Cerpen Amir Yahyapati (Kedaulatan Rakyat, 23 Juni 2019)

Pengantin Tujuh Purnama ilustrasi Joko Santoso - Kedaulatan Rakyatw.jpg
Pengantin Tujuh Purnama ilustrasi Joko Santoso/Kedaulatan Rakyat

SEJAK putra Ki Lurah Barghowi tertangkap basah berbuat mesum dengan gadis pujaannya, rapat di Balai Desa sering memanas dan mengundang debat sengit yang berlaratlarat. Pasalnya, Ki Lurah Barghowi selalu melontarkan usulan agar hukum adat “Pengantin Tujuh Purnama” dihapus dan ditiadakan sama sekali dari kampung Rejomulyo.

Sontak, ruang rapat gempar dan penuh dengung bagai sarang lebah yang diobrak-abrik tangan jahil. Modin, Ladu (pengatur air di sawah-sawah penduduk), dan beberapa Kamituwo geram. Mereka berbisik-bisik dan bersumpah akan menggagalkan rencana Ki Lurah. Maka peserta rapat pecah dalam tiga kelompok. Kelompok penentang keras dikomandani Modin. Kelompok mengambang ñ setuju juga tidak menentang juga tidak diwakili Carik. Kelompok yang sangat setuju sudah pasti dipandegani Ki Lurah Barghowi.

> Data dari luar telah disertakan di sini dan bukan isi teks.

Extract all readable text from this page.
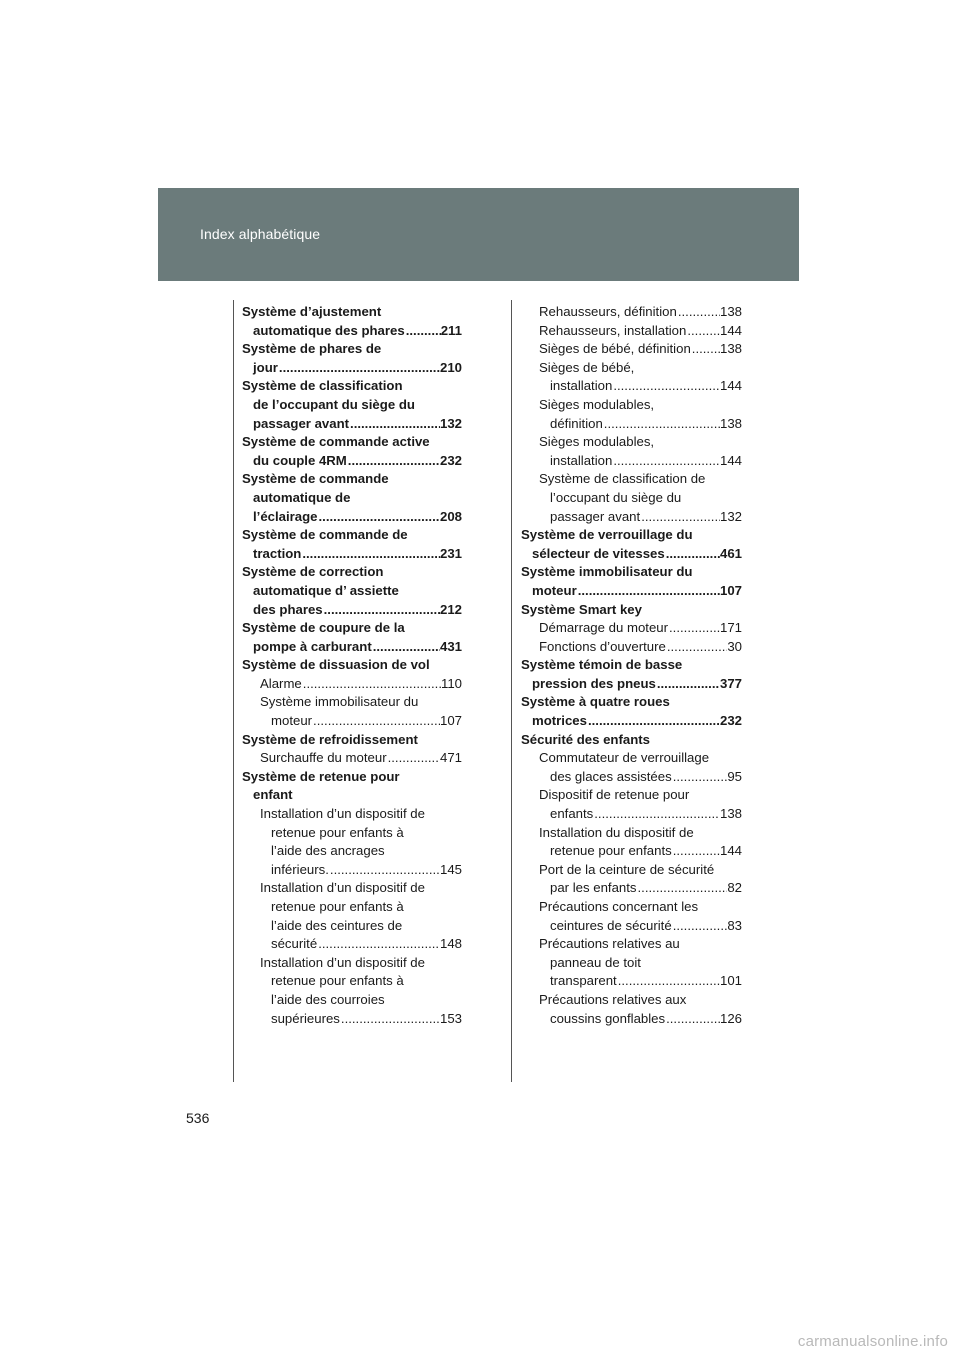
Index alphabétique
Système d’ajustement
automatique des phares .....	211
Système de phares de
jour .....	210
Système de classification
de l’occupant du siège du
passager avant .....	132
Système de commande active
du couple 4RM .....	232
Système de commande
automatique de
l’éclairage .....	208
Système de commande de
traction .....	231
Système de correction
automatique d’ assiette
des phares .....	212
Système de coupure de la
pompe à carburant .....	431
Système de dissuasion de vol
Alarme .....	110
Système immobilisateur du
moteur .....	107
Système de refroidissement
Surchauffe du moteur .....	471
Système de retenue pour
enfant
Installation d’un dispositif de
retenue pour enfants à
l’aide des ancrages
inférieurs. .....	145
Installation d’un dispositif de
retenue pour enfants à
l’aide des ceintures de
sécurité .....	148
Installation d’un dispositif de
retenue pour enfants à
l’aide des courroies
supérieures .....	153
Rehausseurs, définition .....	138
Rehausseurs, installation .....	144
Sièges de bébé, définition ..... 138
Sièges de bébé,
installation .....	144
Sièges modulables,
définition .....	138
Sièges modulables,
installation .....	144
Système de classification de
l’occupant du siège du
passager avant .....	132
Système de verrouillage du
sélecteur de vitesses .....	461
Système immobilisateur du
moteur .....	107
Système Smart key
Démarrage du moteur .....	171
Fonctions d’ouverture .....	30
Système témoin de basse
pression des pneus .....	377
Système à quatre roues
motrices .....	232
Sécurité des enfants
Commutateur de verrouillage
des glaces assistées .....	95
Dispositif de retenue pour
enfants .....	138
Installation du dispositif de
retenue pour enfants .....	144
Port de la ceinture de sécurité
par les enfants .....	82
Précautions concernant les
ceintures de sécurité .....	83
Précautions relatives au
panneau de toit
transparent .....	101
Précautions relatives aux
coussins gonflables .....	126
536
carmanualsonline.info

“Ki Lurah sangat berani,” kata Modin dengan suara tercekat. “Apakah Ki Lurah tidak takut kuwalat?! Hukum adat itu sudah ratusan tahun dijalankan. Bolehlah Ki Lurah tidak takut kuwalat, tapi mohon hormati yang menciptakan hukum adat itu,” kata Modin lagi memohon dengan menghiba.

“Hukum adat itu sudah tidak relevan lagi. Bahkan di dalamnya mengandung unsur sadisme. Makanya harus dihapus dan ditiadakan.”

“Justru hukum adat itu sangat relevan di masa kini, di mana dekadensi moral semakin bobrok. Ia memberi pelajaran efek jera bagi siapa pun yang akan berbuat zina. Zina adalah dosa besar  dan siapa pun pelakunya harus dirajam!”

Adalah Simbah Ibrahim dan Nyai Halimah pencetus hukum adat “Pengantin Tujuh Purnama”. Konon kabarnya Simbah Ibrahim adalah salah satu santri dari Wali yang ada di tanah Jawa. Setelah dirasa cukup ilmunya Simbah Ibrahim mendapat perintah dari gurunya agar berjalan kearah utara. Santri yang sangat tawadhuí itu menuruti perintahnya. Ketika sampai di sehampar lereng yang diapit dua bukit kembar di mana di tengahnya terdapat sebuah sungai Simbah Ibrahim terpesona. Dan memutuskan akan membuka kampung baru bersama 40 pengikutnya. Pilihannya tidak salah, hamparan lereng itu sangat subur hingga mereka bisa hidup rukun dan makmur. Selain menciptakan hukum adat “Pengantin Tujuh Purnama” beliau juga mengajarkan cara membuat rumah adat. Rumah adat dengan dapur yang berada di sisi kiri rumah yang menghubungkan ke pintu tengah dan ruang tamu. Maksudnya kalau menyuguhi tamu biar mudah. Juga kamar mandi selalu ada di depan rumah, yang maksudnya agar kalau bangun tidur jangan kesiangan. Kalau kesiangan bila mau mandi atau mengambil air wudlu untuk sembahyang maka menjadi malu.